Num comunicado, publicado nas redes sociais, o conselheiro do Presidente Volodymyr Zelensky reconheceu ter cometido um “erro grave” e prometeu ser “mais rigoroso com as informações”.

“Apresento as minhas sinceras desculpas às vítimas e aos seus familiares, aos moradores de Dnipro e a todos os que ficaram profundamente magoados com a minha versão prematuramente errada do motivo pelo qual o míssil russo atingiu um prédio residencial”, afirmou.

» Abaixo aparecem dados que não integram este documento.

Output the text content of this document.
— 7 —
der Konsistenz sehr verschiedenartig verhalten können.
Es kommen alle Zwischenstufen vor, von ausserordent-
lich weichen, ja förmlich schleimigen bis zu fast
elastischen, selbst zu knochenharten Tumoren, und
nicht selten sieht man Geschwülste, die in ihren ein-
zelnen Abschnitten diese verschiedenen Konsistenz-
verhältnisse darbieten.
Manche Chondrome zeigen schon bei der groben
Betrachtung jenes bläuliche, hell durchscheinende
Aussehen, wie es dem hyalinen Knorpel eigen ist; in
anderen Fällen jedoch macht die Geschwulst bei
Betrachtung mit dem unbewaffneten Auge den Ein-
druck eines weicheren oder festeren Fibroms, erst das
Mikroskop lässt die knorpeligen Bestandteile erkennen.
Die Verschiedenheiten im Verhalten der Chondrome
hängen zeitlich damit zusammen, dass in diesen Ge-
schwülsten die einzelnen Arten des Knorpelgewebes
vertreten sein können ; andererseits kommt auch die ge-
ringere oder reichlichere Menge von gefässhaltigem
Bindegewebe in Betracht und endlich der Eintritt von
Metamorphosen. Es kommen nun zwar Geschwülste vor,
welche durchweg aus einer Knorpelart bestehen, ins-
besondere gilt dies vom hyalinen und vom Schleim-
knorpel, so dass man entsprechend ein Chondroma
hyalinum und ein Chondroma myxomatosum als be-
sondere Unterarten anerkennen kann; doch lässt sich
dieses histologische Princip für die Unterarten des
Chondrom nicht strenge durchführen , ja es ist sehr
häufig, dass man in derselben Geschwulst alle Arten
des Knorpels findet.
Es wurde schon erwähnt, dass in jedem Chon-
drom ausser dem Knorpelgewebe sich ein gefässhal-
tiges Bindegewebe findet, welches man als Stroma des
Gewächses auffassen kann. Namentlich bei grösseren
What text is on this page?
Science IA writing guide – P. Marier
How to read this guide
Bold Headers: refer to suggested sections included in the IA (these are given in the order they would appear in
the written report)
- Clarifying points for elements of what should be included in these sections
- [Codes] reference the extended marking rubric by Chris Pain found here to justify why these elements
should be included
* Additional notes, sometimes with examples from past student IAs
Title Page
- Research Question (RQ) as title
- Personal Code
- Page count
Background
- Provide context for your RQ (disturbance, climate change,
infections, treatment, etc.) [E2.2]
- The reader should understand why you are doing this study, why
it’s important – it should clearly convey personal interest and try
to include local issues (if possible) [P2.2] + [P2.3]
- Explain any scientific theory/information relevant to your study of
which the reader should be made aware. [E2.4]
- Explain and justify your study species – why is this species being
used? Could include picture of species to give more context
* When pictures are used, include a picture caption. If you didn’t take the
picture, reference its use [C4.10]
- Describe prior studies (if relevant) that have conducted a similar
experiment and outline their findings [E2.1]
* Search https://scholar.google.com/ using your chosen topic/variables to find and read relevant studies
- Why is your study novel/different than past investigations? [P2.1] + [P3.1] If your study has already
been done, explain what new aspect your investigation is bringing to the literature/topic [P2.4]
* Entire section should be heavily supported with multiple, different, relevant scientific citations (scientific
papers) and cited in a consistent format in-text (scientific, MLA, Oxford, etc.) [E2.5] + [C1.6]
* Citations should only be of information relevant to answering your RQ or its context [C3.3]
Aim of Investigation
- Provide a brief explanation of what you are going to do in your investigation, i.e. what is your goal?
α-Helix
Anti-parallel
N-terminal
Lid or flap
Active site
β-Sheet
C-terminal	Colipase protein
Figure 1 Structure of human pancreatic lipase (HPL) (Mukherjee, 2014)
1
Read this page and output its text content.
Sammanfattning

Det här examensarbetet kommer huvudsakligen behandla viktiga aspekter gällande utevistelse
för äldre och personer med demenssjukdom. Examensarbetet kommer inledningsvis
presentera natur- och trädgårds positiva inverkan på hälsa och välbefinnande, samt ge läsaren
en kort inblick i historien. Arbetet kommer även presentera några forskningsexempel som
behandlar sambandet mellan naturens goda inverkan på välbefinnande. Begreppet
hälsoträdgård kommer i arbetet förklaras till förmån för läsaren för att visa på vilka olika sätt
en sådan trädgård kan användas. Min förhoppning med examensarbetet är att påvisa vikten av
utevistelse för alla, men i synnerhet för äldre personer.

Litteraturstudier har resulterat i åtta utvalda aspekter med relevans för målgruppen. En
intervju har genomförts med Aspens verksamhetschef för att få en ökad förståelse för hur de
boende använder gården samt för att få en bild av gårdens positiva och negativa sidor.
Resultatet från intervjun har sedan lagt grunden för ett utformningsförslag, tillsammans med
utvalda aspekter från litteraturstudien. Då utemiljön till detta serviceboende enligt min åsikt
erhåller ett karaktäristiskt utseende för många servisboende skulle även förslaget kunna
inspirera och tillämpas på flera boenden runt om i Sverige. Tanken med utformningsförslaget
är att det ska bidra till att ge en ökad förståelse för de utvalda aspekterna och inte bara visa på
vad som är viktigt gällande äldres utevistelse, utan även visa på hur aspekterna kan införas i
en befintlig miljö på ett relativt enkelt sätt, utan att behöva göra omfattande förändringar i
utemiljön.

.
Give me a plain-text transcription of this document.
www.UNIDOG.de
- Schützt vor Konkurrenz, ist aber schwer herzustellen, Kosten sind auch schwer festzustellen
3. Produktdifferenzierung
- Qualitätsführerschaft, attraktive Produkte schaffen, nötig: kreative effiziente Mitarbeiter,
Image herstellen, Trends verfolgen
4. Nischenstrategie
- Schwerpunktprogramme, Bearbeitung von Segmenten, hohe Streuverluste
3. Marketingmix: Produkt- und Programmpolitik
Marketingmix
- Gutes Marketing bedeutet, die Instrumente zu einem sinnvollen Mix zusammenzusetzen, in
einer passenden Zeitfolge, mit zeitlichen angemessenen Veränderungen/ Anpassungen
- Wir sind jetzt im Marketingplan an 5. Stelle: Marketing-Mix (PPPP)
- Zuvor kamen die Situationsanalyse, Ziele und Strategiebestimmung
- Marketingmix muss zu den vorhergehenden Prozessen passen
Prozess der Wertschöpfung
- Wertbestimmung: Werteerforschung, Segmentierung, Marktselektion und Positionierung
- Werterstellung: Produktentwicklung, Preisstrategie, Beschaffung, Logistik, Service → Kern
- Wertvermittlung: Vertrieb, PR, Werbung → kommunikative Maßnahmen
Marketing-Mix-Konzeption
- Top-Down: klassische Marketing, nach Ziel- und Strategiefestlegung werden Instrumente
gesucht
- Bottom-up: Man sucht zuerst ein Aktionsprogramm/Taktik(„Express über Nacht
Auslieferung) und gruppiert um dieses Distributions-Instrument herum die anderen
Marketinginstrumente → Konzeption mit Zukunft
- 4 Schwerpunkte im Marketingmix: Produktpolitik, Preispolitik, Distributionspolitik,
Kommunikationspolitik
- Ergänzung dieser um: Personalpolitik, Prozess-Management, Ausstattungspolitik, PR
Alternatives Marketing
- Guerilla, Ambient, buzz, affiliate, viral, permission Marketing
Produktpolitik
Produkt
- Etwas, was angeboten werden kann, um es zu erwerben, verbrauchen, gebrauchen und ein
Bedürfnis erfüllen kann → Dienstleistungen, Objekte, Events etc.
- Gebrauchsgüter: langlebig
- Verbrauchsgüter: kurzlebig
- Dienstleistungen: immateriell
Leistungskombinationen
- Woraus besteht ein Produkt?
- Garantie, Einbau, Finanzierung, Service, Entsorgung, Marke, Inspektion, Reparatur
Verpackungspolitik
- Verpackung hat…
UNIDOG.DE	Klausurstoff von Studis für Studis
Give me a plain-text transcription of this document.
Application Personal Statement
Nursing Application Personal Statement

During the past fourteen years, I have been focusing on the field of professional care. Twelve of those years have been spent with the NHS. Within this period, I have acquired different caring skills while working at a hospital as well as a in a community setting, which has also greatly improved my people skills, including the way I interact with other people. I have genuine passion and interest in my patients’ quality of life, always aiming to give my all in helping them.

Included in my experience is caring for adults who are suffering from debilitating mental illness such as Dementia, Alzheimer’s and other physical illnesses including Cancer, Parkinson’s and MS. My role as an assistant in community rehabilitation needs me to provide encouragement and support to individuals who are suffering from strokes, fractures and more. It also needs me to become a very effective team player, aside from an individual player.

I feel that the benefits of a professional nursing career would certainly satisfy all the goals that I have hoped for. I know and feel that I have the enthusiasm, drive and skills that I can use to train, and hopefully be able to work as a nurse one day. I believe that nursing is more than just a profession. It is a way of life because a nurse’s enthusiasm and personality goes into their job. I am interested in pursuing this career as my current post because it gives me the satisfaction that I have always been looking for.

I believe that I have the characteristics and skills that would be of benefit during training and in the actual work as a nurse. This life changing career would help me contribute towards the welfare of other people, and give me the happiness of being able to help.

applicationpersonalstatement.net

Defendendo que as declarações não tiveram “nenhuma consequência legal ou de reputação para a Ucrânia”, Arestovych afirmou que Moscovo as está a promover “para enfraquecer influência informativa ucraniana (inclusive sobre os russos)”.

Numa outra publicação, o responsável frisou que entregou uma carta de demissão para “mostrar um exemplo de comportamento civilizado”.

O conflito entre a Ucrânia e a Rússia começou com o objectivo, segundo Vladimir Putin, de “desnazificar” e desmilitarizar a Ucrânia para segurança da Rússia. A operação foi condenada pela generalidade da comunidade internacional.

A ONU confirmou que cerca de sete mil civis morreram e mais de 11 mil ficaram feridos na guerra, sublinhando que os números reais serão muito superiores e só poderão ser conhecidos quando houver acesso a zonas cercadas ou sob intensos combates.